Wednesday 14 May 2008

Random musings from the early morning

Ask not what your country can do for you, ask rather how you can discombobulate, confuse and confound your country while denying it the chance to have a voice.
First among Equals?
A thought struck me yesterday as I watched the evening news and saw Dunky McNeil, the great Wendibles most able lieutenant, being pursued down the MSP walkway at Holyrood. The Labour party holds its group meetings in the chamber press conference room, the SNP holds its group meetings in a committee room.
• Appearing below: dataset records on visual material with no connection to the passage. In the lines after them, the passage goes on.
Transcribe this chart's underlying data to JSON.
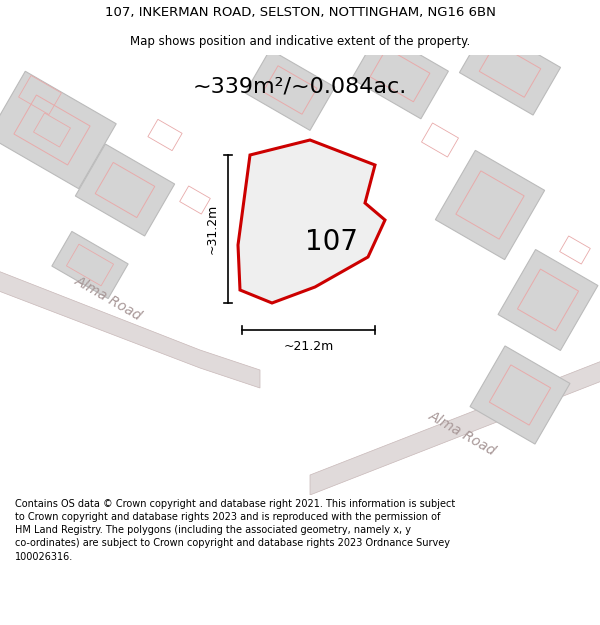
{
  "title_line1": "107, INKERMAN ROAD, SELSTON, NOTTINGHAM, NG16 6BN",
  "title_line2": "Map shows position and indicative extent of the property.",
  "area_label": "~339m²/~0.084ac.",
  "property_number": "107",
  "dim_vertical": "~31.2m",
  "dim_horizontal": "~21.2m",
  "road_label1": "Alma Road",
  "road_label2": "Alma Road",
  "footer_text1": "Contains OS data © Crown copyright and database right 2021. This information is subject",
  "footer_text2": "to Crown copyright and database rights 2023 and is reproduced with the permission of",
  "footer_text3": "HM Land Registry. The polygons (including the associated geometry, namely x, y",
  "footer_text4": "co-ordinates) are subject to Crown copyright and database rights 2023 Ordnance Survey",
  "footer_text5": "100026316.",
  "bg_color": "#f7f2f2",
  "building_gray_fc": "#d4d4d4",
  "building_gray_ec": "#bbbbbb",
  "road_fc": "#e0dada",
  "road_ec": "#c8b8b8",
  "pink_ec": "#e8aaaa",
  "property_outline_color": "#cc0000",
  "property_fill": "#efefef",
  "figure_width": 6.0,
  "figure_height": 6.25,
  "dpi": 100,
  "title_fontsize": 9.5,
  "subtitle_fontsize": 8.5,
  "area_fontsize": 16,
  "num_fontsize": 20,
  "dim_fontsize": 9,
  "road_fontsize": 10,
  "footer_fontsize": 7.0
}
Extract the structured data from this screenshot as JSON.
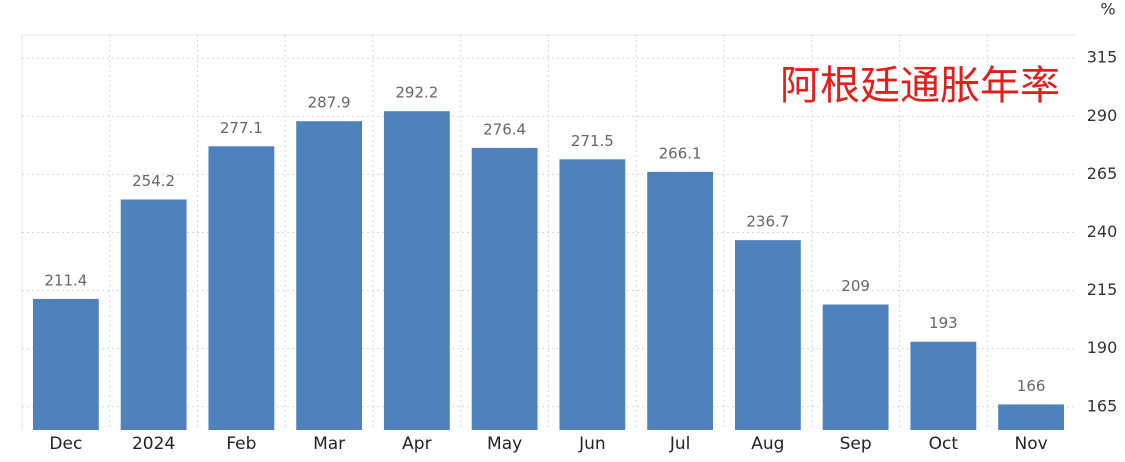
{
  "chart_data": {
    "type": "bar",
    "title": "阿根廷通胀年率",
    "y_unit": "%",
    "categories": [
      "Dec",
      "2024",
      "Feb",
      "Mar",
      "Apr",
      "May",
      "Jun",
      "Jul",
      "Aug",
      "Sep",
      "Oct",
      "Nov"
    ],
    "values": [
      211.4,
      254.2,
      277.1,
      287.9,
      292.2,
      276.4,
      271.5,
      266.1,
      236.7,
      209,
      193,
      166
    ],
    "value_labels": [
      "211.4",
      "254.2",
      "277.1",
      "287.9",
      "292.2",
      "276.4",
      "271.5",
      "266.1",
      "236.7",
      "209",
      "193",
      "166"
    ],
    "color": "#4f81bd",
    "ylim": [
      155,
      325
    ],
    "yticks": [
      165,
      190,
      215,
      240,
      265,
      290,
      315
    ],
    "grid": true
  }
}
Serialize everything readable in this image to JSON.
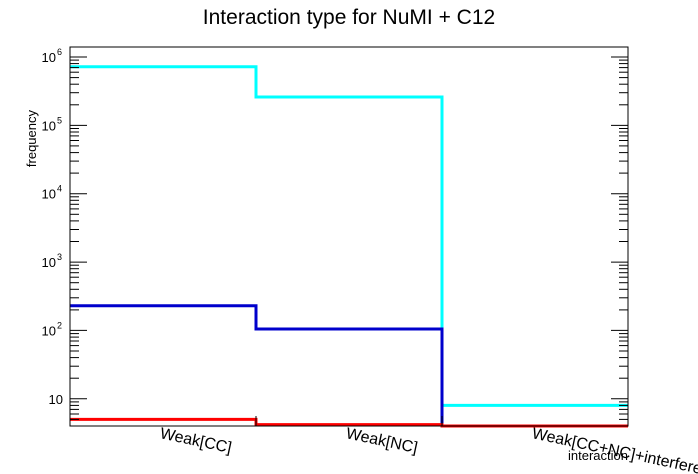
{
  "chart_data": {
    "type": "histogram-step",
    "title": "Interaction type for NuMI + C12",
    "xlabel": "interaction",
    "ylabel": "frequency",
    "yscale": "log",
    "ylim": [
      4,
      1400000
    ],
    "categories": [
      "Weak[CC]",
      "Weak[NC]",
      "Weak[CC+NC]+interference"
    ],
    "ytick_labels": [
      {
        "value": 10,
        "base": "10",
        "exp": ""
      },
      {
        "value": 100,
        "base": "10",
        "exp": "2"
      },
      {
        "value": 1000,
        "base": "10",
        "exp": "3"
      },
      {
        "value": 10000,
        "base": "10",
        "exp": "4"
      },
      {
        "value": 100000,
        "base": "10",
        "exp": "5"
      },
      {
        "value": 1000000,
        "base": "10",
        "exp": "6"
      }
    ],
    "series": [
      {
        "color": "#00ffff",
        "values": [
          720000,
          260000,
          8
        ]
      },
      {
        "color": "#0000cc",
        "values": [
          230,
          105,
          0
        ]
      },
      {
        "color": "#ff0000",
        "values": [
          5,
          4.2,
          0
        ]
      }
    ],
    "grid": false,
    "legend": "none"
  }
}
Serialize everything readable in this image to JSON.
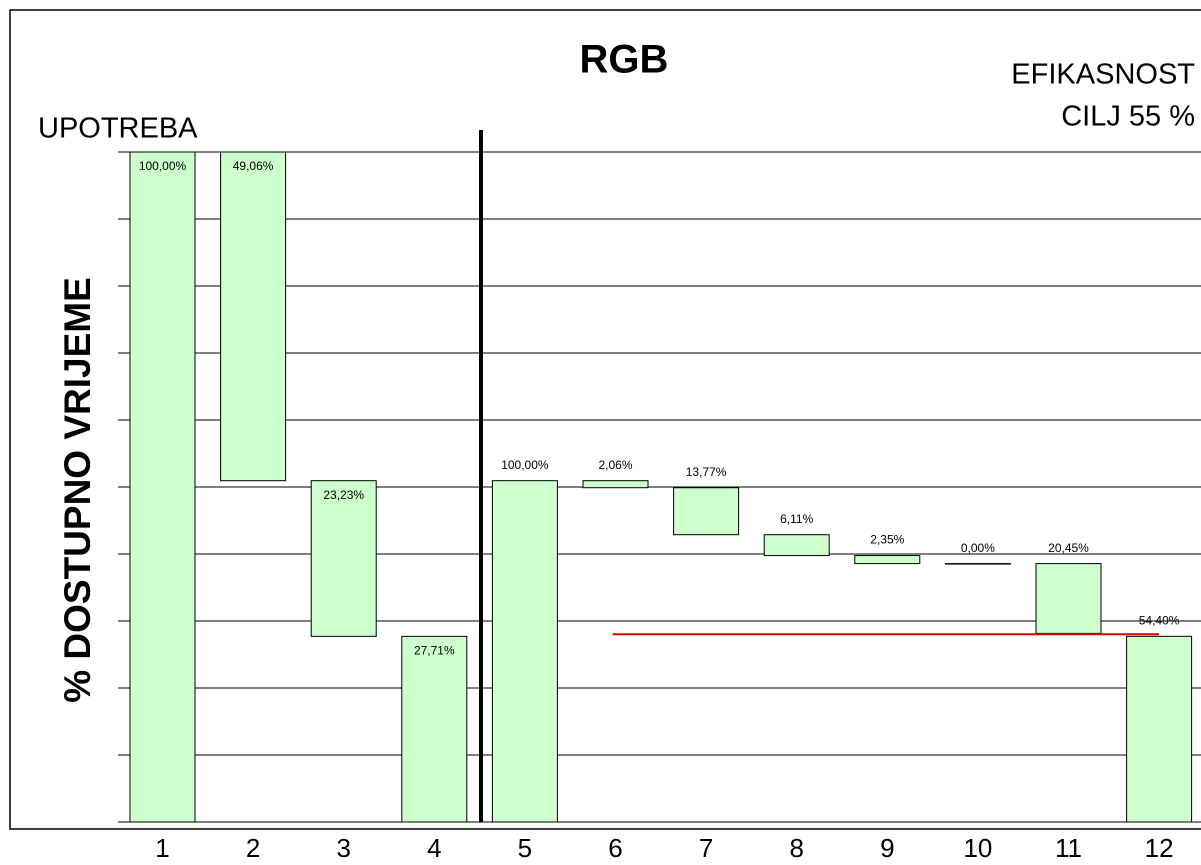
{
  "chart_data": [
    {
      "type": "waterfall",
      "title": "RGB",
      "ylabel": "% DOSTUPNO VRIJEME",
      "annotation": "UPOTREBA",
      "categories": [
        "1",
        "2",
        "3",
        "4"
      ],
      "values": [
        100,
        49.06,
        23.23,
        27.71
      ],
      "value_labels": [
        "100,00%",
        "49,06%",
        "23,23%",
        "27,71%"
      ],
      "label_position": "inside",
      "color": "#ccffcc",
      "ylim": [
        0,
        100
      ],
      "yticks": [
        0,
        10,
        20,
        30,
        40,
        50,
        60,
        70,
        80,
        90,
        100
      ],
      "grid": true
    },
    {
      "type": "waterfall",
      "annotation": "EFIKASNOST",
      "categories": [
        "5",
        "6",
        "7",
        "8",
        "9",
        "10",
        "11",
        "12"
      ],
      "values": [
        100,
        2.06,
        13.77,
        6.11,
        2.35,
        0,
        20.45,
        54.4
      ],
      "value_labels": [
        "100,00%",
        "2,06%",
        "13,77%",
        "6,11%",
        "2,35%",
        "0,00%",
        "20,45%",
        "54,40%"
      ],
      "label_position": "above",
      "color": "#ccffcc",
      "target": 55,
      "target_label": "CILJ 55 %",
      "target_color": "#e00000",
      "ylim": [
        0,
        196.3
      ]
    }
  ]
}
Holding a meeting in a committee room means that everyone sits around the table - all are equal. The press conference room, however, has a top table and serried rows of chairs for the audience, indicating a hierarchy. The question is whether the strict hierarchical nature of the Labour group is a result of this or whether this is a symptom of that.
Routemap to Confusion
I have been asked how long it took me to photoshop the roundabout that appeared on yesterday's posting. I didn't - that is an actual photograph of a road junction in Swindon called the Magic Roundabout. The thing came to me via an intermediary from a Green chappie - I therefore consider it to be a devilishly fiendish Green plot to force us all out of our cars. Here's the roadsign before the junction:Who's budging on the budget?
While I'm meandering through pointlessness here, let's have a look at the budget. Darling's decision to start handing out tenners here and there is interesting for a couple of reasons:

1. He's borrowing the money, this breaks one of the golden rules - only borrow to invest.
2. Raising the tax threshold means that everyone who earns up to about £41k a year will be better off - those who used to pay the 22% rate of tax (like me) are, of course, better off again.
Does it really help the poorly paid? Well, Darling said 600,000 would be taken out of the tax system altogether. Let me phrase that the other way round - 600,000 across the UK earn between £5,435 and £6,035 a year - a maximum of around £116 a week. What happened to the great Labour campaign against poverty?I appreciate a few extra quid in my pocket, I need it with the way Labour's policies are forcing prices up but me and several others who are earning up to £41k a year can afford to tighten the belt a tad. It's poverty that needs addressed, not the concerns of comfortably-off voters in a by-election that Labour would be in no danger of losing if Brown had just governed adequately.